Today’s Big Question

Today’s big question is will bond holders take an equity stake in GM or risk a severe hair cut in bankruptcy court. I have no particular experience in Corporate US bankruptcy law so I am hard pressed to see the angles. It strikes me though that given the union has already accepted a swap and the Government the Bond holders are in a precarious state as the major principles have agreed to make the swap. Yet in this ideological climate where the non-governmental financial sector in the US has a huge sense of entitlement and there still exists tremendous ideological support for a certain noblesse oblige in official quarters when it comes to private finance I just can’t come to good sense of what the bondholders know that the rest of us don’t.

Canadians have a particular interest in all this because both the feds and the provinces have stepped in to provide financial support and the unions at Chrysler in any event are posed to take it on the chin.
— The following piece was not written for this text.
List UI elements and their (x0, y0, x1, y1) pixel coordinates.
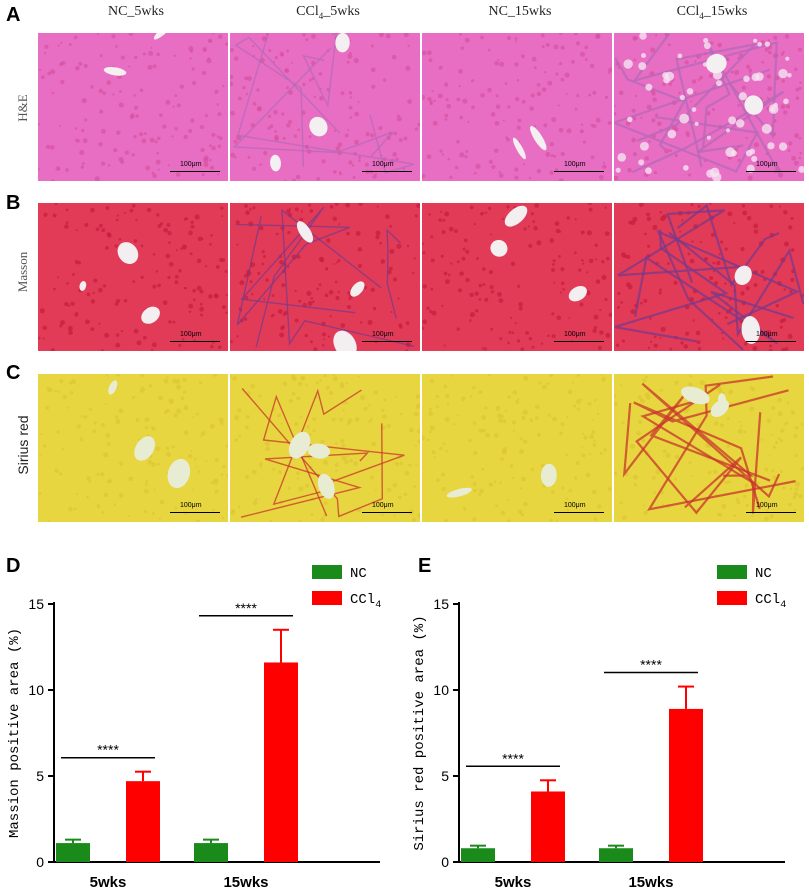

I personally find a debt for equity swap appealing; or in the case of workers a concessions for equity alternative more appealing than the gun of bankruptcy court.

It does beg the question, from a strategic point of view, if the CAW would not be smart to be making a concessions for equity play so that in the event that Chrysler did end up in bankruptcy they would appear to have already been willing to take on the risk and cast the bondholders in a dim light.

In some corners workers taking equity stakes in a context in which they do not enjoy control is a sticky wicket. I am sympathetic to this position, but I think with a little savvy they could play their equity stakes for bigger control. And the sticky wicket argument assumes that if workers take a stake they end up over-identifying with the company and its future viability as a capitalist enterprise and thereby internalise the boss’ voice in their head. That is likely true, but they do so independent of an equity stake in times such as these. So the real question becomes are auto workers capable of running a car company? I think the answer is yes and further I think they are capable of running better car companies than management. Line workers in tandem with engineers could do incredible things from better product design to better assembly design.

There is the argument to be made that when workers take the step towards managing themselves they take a step towards managing their economy.  And I can’t help but think that workers with better sense of how things work at each stage of finance production and distribution would be a useful paliative to today’s malaise and the glib attitude of our ruling class.

Perhaps a more aggressive stance around the bargaining table would enhance the opportunities for workers self control and direction. Perhaps not…but that is the really big question for today.